У меня даже опасения: вот кто-нибудь спросит меня подобным образом, задаст великодушный и невинный, но точный вопрос безо всякой задней мысли – и я, слабенький именно на это место, глядишь, в ноги ему брошусь: мол, извините, но вы сразу в ответе за дальнейшую судьбу того, кто ждал этого вопроса много лет. Так что приготовьтесь выслушать ответ – он будет о-очень небыстрым: выживут не все.
В общем, все очень запущено – и слава богу, что я это понимаю. Но я осознаю и свою ущербность. Впрочем, про ущербность мне не все понятно.

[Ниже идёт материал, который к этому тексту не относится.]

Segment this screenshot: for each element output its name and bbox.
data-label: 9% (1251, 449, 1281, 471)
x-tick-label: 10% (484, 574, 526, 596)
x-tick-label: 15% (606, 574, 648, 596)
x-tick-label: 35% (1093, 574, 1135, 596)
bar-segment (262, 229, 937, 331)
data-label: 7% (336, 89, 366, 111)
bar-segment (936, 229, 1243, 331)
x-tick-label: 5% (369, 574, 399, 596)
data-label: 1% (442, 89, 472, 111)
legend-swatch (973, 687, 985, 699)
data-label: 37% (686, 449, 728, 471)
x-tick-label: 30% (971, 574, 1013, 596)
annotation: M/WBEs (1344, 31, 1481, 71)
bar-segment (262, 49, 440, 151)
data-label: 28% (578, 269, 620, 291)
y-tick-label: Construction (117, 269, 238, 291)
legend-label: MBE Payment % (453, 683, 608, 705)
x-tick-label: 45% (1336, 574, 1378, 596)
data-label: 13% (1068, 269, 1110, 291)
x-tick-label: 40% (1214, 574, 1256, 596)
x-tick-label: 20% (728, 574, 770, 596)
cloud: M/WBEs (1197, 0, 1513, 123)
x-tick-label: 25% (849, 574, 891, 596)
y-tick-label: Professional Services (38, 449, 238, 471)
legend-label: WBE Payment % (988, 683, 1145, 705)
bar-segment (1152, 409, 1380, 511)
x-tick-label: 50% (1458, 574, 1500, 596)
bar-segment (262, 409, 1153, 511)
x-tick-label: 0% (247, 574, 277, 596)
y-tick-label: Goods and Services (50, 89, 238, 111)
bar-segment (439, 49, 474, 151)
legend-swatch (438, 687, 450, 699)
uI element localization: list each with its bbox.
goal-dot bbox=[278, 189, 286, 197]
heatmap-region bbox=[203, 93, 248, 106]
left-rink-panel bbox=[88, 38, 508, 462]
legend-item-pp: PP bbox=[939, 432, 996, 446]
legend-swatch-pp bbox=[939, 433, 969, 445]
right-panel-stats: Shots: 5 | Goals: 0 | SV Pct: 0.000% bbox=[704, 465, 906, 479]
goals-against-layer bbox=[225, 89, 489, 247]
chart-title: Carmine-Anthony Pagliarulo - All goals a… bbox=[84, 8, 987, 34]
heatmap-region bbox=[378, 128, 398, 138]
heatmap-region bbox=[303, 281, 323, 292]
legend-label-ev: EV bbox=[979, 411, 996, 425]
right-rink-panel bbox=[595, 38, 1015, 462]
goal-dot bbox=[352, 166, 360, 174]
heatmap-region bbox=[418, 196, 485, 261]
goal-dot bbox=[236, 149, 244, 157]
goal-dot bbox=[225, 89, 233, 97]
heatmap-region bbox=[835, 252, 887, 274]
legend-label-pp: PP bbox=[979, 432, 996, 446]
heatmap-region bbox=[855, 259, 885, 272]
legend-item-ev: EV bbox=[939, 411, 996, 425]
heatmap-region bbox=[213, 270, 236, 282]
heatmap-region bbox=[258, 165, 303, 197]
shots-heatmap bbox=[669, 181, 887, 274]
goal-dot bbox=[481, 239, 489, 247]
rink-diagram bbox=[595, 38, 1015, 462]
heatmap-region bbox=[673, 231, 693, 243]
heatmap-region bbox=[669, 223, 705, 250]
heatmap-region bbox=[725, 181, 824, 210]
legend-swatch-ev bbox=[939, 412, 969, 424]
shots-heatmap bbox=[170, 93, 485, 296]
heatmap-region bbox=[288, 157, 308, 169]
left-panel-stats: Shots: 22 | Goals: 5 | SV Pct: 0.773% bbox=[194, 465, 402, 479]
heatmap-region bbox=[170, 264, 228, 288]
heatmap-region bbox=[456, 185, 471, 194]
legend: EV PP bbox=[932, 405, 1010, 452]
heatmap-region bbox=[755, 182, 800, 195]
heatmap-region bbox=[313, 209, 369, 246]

У меня был одноклассник Павлик, с которым мы сидели за одной партой. Очень веселый домашний парень. Его семья жила в четырехкомнатной квартире, и у него была своя комната. Я бывал там многократно, причем к себе в гостинку не часто его приглашал. Так вот, сколько его помню, его мама, работавшая в сфере общепита, подстраивающегося под новую реальность, заходила к нему постоянно и спрашивала: «Что с тобой, Павлик? Почему у тебя такое грустное лицо? У тебя неприятности? Ты что-то от меня скрываешь? Всеволод, что c ним? Скажи мне немедленно, ты же знаешь, как я волнуюсь!» Она возгоняла себя этими вопросами к невиданным эмоциональным состояниям, а я сидел сбоку на диване и мучился коликами от сдерживаемого хохота. На лице ее сына грустное недоумение сменялось бессилием и праведным гневом: мол, да отвяньте же вы, мамо! Так что к своим родителям я не в претензии: мы жили настолько скученно, настолько на виду друг у друга, что более естественным желанием было деться куда-нибудь друг от друга на время. И мы в результате делись, не выходя из комнаты. Это грустно, но некогда было стать столь высокоразвитой личностью, чтобы успешно противостоять влиянию среды. В результате именно Павлик был человеком, который искал острых эмоций. Он подсел на дэд-металл, оделся в «косуху», он завел травмат, он искал нешуточных страстей с женщинами. Я был по сравнению с ним скучным домашним животным – я мечтал о другом. О простых вещах, которые должны быть естественными, как утро.